In a gene toxicity test, Chinese Hamster Ovary (CHO) cells were exposed to test chemical in the concentration of 0, 1, 2.5, 5 or 10 mM and without metabolic activation for 3 hours. The results showed that there was no evidence of cytotoxicity after treatment with the test chemical. Independently of treatment concentration of test chemical, the results showed no evidence of potential gene toxicity. Therefore, it is considered that test chemical in the concentration of 0, 1, 2.5, 5 or 10 mM does not cause genetic mutation(s) when CHO cells are exposed to the test chemical in the absence of metabolic activation.

 

In another study the test chemical was tested for mutagenicity in L5178Y mouse lymphoma cells. In the study, the test chemical was tested with and without metabolic activation up to cytotoxic doses.Test chemical was concluded to be non-mutagenic in mouse lymphoma cells.

 

Thus, based on the above summarized studies on test chemical, it can be concluded that the given test chemical did not induce mutation in mammalian cell line in the presence and absence of metabolic activation and hence it is not likely to classify as a gene mutant in vitro.

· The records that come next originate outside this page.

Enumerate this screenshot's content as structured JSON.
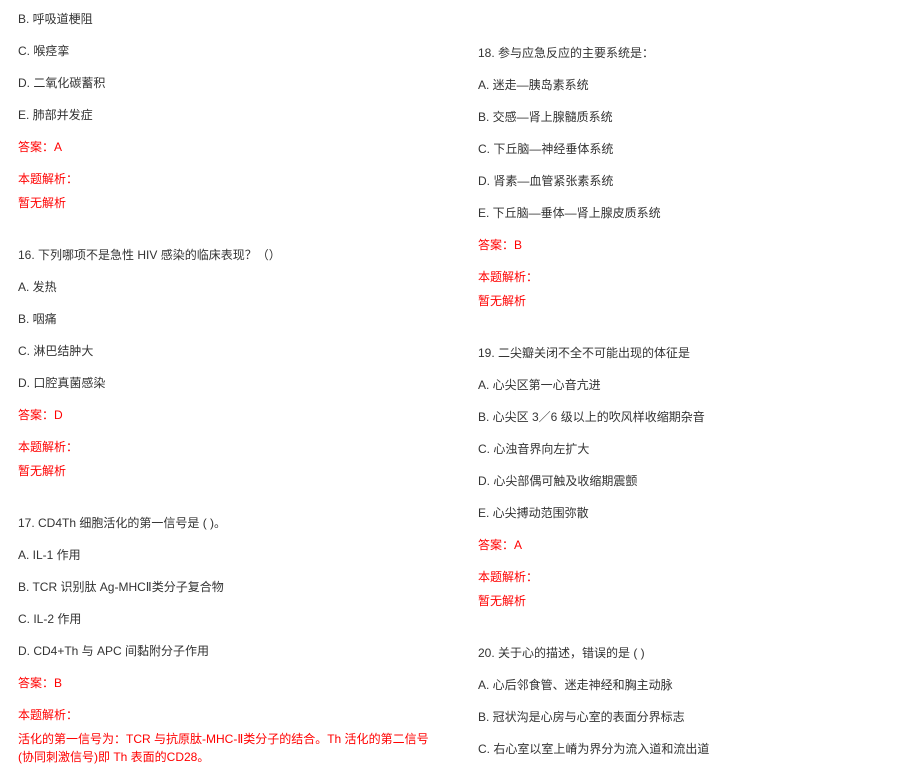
{
  "colors": {
    "text": "#333333",
    "highlight": "#ff0000",
    "background": "#ffffff"
  },
  "typography": {
    "font_family": "SimSun",
    "font_size_pt": 9,
    "line_spacing": 1.5
  },
  "left": {
    "q15_opts": {
      "B": "B. 呼吸道梗阻",
      "C": "C. 喉痉挛",
      "D": "D. 二氧化碳蓄积",
      "E": "E. 肺部并发症"
    },
    "q15_answer": "答案：A",
    "q15_explain_label": "本题解析：",
    "q15_explain_text": "暂无解析",
    "q16_stem": "16. 下列哪项不是急性 HIV 感染的临床表现？（）",
    "q16_opts": {
      "A": "A. 发热",
      "B": "B. 咽痛",
      "C": "C. 淋巴结肿大",
      "D": "D. 口腔真菌感染"
    },
    "q16_answer": "答案：D",
    "q16_explain_label": "本题解析：",
    "q16_explain_text": "暂无解析",
    "q17_stem": "17. CD4Th 细胞活化的第一信号是 ( )。",
    "q17_opts": {
      "A": "A. IL-1 作用",
      "B": "B. TCR 识别肽 Ag-MHCⅡ类分子复合物",
      "C": "C. IL-2 作用",
      "D": "D. CD4+Th 与 APC 间黏附分子作用"
    },
    "q17_answer": "答案：B",
    "q17_explain_label": "本题解析：",
    "q17_explain_text": "活化的第一信号为：TCR 与抗原肽-MHC-Ⅱ类分子的结合。Th 活化的第二信号(协同刺激信号)即 Th 表面的CD28。"
  },
  "right": {
    "q18_stem": "18. 参与应急反应的主要系统是：",
    "q18_opts": {
      "A": "A. 迷走—胰岛素系统",
      "B": "B. 交感—肾上腺髓质系统",
      "C": "C. 下丘脑—神经垂体系统",
      "D": "D. 肾素—血管紧张素系统",
      "E": "E. 下丘脑—垂体—肾上腺皮质系统"
    },
    "q18_answer": "答案：B",
    "q18_explain_label": "本题解析：",
    "q18_explain_text": "暂无解析",
    "q19_stem": "19. 二尖瓣关闭不全不可能出现的体征是",
    "q19_opts": {
      "A": "A. 心尖区第一心音亢进",
      "B": "B. 心尖区 3／6 级以上的吹风样收缩期杂音",
      "C": "C. 心浊音界向左扩大",
      "D": "D. 心尖部偶可触及收缩期震颤",
      "E": "E. 心尖搏动范围弥散"
    },
    "q19_answer": "答案：A",
    "q19_explain_label": "本题解析：",
    "q19_explain_text": "暂无解析",
    "q20_stem": "20. 关于心的描述，错误的是 ( )",
    "q20_opts": {
      "A": "A. 心后邻食管、迷走神经和胸主动脉",
      "B": "B. 冠状沟是心房与心室的表面分界标志",
      "C": "C. 右心室以室上嵴为界分为流入道和流出道"
    }
  }
}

Justification for classification or non-classification

Based on the data available and applying weight of evidence approach, the given test chemical does not exhibit gene mutation in vitro by Ames assay, In vitro mammalian chromosome aberration study and In vitro gene mutation study in mammalian cells. Hence, the test chemical is not likely to classify as a gene mutant as per the criteria mentioned in CLP regulation.